Professor Attahiru Jega, a former chairman of Independent National Electoral Commission (INEC), has faulted the exclusion of electronic transfer of election results in the ongoing review of the Electoral Amendment Act (2010) by the National Assembly. He spoke during an interview on Channels Television’s Sunday Politics, sayimg the decision of the ninth National Assembly to allow INEC to use electronic voting without electronic transmission of results is counterproductive.
“You can’t permit INEC on one hand to use electronic voting and not use electronic transmission of results on the other because usually they go as a package,” he said. “Once there is a robust software and hardware for doing so, it now brings efficiency, transparency and real time ability to see the results as they are transmitted from the polling unit to a national collation centre.”
When asked if politicians feel uncomfortable with electronic transmission of results, Jega replied in the affirmative. However, he explained that “Not all politicians are fraudulent and want to win by hook or by crook.” Jega asked the National Assembly to “diligently work” to ensure that the Electoral Act Amendment Bill (2021) is “appropriately amended” before passage.
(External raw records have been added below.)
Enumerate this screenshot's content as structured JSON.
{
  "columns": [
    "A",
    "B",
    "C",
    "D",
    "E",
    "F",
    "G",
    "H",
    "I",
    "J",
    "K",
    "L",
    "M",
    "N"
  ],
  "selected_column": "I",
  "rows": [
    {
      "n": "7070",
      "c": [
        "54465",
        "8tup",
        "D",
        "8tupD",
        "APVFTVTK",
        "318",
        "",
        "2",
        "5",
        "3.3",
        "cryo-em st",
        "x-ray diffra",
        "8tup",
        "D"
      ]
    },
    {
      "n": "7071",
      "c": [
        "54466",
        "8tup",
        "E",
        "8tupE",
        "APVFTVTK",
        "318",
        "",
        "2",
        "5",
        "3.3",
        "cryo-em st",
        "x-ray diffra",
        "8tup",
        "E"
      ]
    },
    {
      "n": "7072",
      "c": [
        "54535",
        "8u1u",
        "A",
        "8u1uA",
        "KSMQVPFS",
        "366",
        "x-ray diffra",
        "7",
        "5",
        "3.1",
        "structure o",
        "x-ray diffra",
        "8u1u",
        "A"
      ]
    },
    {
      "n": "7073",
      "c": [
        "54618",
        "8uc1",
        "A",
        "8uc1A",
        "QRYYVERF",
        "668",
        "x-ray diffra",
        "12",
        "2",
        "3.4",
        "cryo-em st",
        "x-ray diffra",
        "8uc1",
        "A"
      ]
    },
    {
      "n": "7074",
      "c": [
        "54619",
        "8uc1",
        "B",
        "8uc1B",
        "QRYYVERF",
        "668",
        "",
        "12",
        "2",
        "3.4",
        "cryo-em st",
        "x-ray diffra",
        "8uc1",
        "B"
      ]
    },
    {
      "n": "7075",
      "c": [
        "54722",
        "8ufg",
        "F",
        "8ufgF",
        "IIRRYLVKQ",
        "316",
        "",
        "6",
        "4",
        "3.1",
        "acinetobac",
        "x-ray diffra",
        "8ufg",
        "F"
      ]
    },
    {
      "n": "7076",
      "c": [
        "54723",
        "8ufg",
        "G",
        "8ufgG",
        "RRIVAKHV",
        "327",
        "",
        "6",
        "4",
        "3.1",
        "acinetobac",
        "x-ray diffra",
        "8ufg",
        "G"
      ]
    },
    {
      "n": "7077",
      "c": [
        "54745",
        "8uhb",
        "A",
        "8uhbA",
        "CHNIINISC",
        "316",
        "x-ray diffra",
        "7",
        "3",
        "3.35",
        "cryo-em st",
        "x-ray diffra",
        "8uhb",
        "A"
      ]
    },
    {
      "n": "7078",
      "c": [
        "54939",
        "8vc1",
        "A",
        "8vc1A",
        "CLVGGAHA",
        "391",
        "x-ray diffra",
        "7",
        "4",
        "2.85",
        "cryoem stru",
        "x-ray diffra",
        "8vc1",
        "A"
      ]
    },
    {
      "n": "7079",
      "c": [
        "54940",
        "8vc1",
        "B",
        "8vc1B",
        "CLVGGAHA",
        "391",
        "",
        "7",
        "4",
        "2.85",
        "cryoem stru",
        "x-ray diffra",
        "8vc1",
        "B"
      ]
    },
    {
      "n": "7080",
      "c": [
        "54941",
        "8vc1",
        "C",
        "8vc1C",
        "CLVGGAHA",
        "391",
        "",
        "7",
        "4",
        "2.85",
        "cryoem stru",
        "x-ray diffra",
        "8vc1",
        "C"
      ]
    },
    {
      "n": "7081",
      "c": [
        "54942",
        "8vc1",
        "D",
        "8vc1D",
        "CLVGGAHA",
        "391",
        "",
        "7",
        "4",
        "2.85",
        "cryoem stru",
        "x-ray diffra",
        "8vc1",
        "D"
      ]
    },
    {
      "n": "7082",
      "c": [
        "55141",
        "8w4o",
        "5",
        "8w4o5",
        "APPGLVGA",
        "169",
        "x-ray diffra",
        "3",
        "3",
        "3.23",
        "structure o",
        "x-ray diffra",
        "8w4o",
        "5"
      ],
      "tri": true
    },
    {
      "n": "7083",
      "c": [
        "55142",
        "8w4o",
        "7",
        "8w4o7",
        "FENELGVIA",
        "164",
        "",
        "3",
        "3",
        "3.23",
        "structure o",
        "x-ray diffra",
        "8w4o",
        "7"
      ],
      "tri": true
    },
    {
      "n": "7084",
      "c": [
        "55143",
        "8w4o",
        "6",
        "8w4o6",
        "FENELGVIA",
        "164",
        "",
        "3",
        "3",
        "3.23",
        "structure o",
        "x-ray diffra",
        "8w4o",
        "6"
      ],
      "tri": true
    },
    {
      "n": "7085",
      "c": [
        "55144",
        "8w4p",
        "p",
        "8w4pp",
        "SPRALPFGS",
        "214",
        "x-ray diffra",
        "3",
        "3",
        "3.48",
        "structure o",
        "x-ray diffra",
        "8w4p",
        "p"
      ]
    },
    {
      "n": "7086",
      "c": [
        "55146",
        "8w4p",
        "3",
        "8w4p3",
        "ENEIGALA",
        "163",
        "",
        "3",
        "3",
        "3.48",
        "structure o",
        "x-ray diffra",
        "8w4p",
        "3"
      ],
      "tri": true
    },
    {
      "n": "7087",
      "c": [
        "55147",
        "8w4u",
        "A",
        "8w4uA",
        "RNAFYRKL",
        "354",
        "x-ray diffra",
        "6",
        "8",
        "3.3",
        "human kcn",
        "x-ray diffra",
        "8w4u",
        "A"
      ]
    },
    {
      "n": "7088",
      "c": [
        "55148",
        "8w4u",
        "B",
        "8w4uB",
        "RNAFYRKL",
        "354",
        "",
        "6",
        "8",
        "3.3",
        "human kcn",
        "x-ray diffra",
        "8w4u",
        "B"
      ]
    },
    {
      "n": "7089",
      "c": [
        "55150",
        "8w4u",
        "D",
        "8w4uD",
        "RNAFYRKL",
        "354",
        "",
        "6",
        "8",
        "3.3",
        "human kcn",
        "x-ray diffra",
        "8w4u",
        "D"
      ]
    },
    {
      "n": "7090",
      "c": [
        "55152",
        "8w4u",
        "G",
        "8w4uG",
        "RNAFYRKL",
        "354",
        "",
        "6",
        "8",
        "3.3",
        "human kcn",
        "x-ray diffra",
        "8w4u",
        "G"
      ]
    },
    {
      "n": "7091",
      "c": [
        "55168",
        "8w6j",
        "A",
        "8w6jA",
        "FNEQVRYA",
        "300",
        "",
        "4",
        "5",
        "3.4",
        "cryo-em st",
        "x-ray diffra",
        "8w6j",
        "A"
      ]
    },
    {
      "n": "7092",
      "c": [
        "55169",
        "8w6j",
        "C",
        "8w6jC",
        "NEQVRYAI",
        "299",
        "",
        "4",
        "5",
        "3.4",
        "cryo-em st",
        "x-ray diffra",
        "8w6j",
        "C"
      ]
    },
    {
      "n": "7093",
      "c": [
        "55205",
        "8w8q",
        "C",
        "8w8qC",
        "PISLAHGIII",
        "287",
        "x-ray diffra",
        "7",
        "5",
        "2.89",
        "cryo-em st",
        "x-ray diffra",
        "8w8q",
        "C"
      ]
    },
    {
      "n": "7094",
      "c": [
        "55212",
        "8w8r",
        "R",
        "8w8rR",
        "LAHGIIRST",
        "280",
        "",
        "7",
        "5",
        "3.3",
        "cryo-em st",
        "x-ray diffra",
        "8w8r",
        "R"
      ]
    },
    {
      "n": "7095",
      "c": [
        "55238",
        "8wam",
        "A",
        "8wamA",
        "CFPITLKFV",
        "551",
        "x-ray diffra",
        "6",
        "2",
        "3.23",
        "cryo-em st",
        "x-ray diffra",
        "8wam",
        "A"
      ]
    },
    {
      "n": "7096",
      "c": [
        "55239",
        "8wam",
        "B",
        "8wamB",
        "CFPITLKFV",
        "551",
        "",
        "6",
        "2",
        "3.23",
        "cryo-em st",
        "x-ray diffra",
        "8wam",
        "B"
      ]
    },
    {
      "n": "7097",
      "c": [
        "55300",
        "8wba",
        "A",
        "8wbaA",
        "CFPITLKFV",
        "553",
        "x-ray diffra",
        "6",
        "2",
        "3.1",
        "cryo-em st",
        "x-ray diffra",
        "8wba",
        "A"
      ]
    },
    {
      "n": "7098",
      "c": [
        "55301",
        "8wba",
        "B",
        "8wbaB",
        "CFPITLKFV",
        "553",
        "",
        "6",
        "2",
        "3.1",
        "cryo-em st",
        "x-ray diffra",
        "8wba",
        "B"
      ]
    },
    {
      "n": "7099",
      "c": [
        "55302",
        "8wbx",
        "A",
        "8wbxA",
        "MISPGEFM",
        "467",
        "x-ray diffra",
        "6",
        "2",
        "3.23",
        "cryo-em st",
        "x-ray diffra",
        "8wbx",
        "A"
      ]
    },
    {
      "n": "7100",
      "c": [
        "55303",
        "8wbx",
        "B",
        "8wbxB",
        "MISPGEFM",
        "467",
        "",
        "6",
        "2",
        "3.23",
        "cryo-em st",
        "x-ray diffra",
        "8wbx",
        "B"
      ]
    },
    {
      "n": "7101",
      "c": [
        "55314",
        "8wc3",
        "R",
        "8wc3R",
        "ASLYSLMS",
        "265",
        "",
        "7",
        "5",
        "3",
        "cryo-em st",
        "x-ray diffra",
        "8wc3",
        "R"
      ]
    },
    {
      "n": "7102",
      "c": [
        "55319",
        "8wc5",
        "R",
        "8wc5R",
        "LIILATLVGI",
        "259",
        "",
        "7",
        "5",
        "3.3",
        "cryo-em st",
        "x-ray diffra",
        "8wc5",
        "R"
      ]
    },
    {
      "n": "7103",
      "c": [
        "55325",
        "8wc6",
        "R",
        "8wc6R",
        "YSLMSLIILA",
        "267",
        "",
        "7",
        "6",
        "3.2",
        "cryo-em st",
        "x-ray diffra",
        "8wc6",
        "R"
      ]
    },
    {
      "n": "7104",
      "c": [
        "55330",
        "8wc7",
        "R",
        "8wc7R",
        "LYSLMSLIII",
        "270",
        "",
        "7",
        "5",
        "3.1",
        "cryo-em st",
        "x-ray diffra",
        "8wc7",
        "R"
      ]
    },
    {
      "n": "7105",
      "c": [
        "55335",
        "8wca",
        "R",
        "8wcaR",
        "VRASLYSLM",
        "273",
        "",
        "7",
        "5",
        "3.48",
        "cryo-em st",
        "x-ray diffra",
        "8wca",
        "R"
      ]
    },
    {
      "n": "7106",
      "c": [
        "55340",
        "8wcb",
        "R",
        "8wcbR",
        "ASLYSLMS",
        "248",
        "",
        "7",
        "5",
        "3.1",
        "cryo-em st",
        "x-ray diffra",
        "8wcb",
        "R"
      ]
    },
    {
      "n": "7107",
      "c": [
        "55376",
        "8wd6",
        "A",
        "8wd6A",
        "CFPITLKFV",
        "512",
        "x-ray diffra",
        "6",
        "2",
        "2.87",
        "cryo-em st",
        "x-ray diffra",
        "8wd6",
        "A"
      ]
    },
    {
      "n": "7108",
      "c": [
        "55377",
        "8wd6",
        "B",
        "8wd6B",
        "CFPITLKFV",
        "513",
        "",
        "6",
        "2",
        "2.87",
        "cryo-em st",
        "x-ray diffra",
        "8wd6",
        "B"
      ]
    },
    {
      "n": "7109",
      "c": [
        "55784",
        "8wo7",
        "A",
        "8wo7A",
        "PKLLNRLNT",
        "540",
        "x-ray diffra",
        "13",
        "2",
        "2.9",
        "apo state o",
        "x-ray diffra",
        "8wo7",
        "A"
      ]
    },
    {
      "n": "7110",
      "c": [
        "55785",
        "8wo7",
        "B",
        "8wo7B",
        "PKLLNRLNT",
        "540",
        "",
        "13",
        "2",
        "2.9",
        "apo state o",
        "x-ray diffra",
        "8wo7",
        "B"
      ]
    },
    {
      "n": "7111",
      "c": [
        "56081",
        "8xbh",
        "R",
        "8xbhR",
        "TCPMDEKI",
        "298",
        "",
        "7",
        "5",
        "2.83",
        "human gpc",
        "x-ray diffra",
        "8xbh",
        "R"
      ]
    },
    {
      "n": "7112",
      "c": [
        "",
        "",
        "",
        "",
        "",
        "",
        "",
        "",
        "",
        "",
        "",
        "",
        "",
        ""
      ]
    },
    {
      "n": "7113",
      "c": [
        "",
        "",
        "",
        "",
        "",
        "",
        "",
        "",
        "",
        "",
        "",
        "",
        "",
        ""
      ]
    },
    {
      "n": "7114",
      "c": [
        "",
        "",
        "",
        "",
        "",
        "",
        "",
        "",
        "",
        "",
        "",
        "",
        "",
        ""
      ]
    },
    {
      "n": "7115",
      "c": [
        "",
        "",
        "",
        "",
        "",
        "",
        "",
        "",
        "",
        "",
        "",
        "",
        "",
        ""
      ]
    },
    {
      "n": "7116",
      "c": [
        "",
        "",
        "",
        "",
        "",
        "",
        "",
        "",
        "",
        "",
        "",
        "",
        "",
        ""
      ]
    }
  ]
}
On whether Nigeria is ready for a fully digitised electoral system, Jega said, “I will urge that we make haste slowly. There is no doubt that if electronic voting is done appropriately, it will go a long way in improving the integrity of our elections. “There are so many challenges in our country. For one to be able to do effective, thorough electronic voting, you need the infrastructure, software and associated support infrastructure. For example, it will require stability of electricity, extensive network coverage and robust internet facilities.”
Jega is right. As a former electoral umpire who conducted 5 national elections between 1999 and 2015, some very successfully and others not quite so, he must know the onion very well. In the first place, it contradictory to accept one face of coin and reject the other. As Jega said, electronic voting and electronic transmission of election results must “come as a package” or nothing at all.
What more, Jega made the lawmakers’ job easier by pointing out the “many challenges” that will make electronic voting and result transmission nearly impossible for now. According to him, these obstacles include poor power supply and distribution as well limited Internet reach. Until they are sorted out, we shouldn’t be talking about electronic voting even.
If the lawmakers knew that, why did they recommend it but not electronic transmission of election results? Jega provided an answer: politicians are simply afraid of losing an election. Electronic result transmission eliminates result tampering by politicians who want to win, in Jega’s words, “by hook or by crook”.
This said, the nation cannot wait interminably for the right time to adopt electronic voting and result transmission. There is nothing that says INEC must apply it nationwide at the same time. Let it start on a pilot basis, using governorship elections that are coming up before the national poll of 2023. The gains and lessons of those elections will point the way to go in 2023.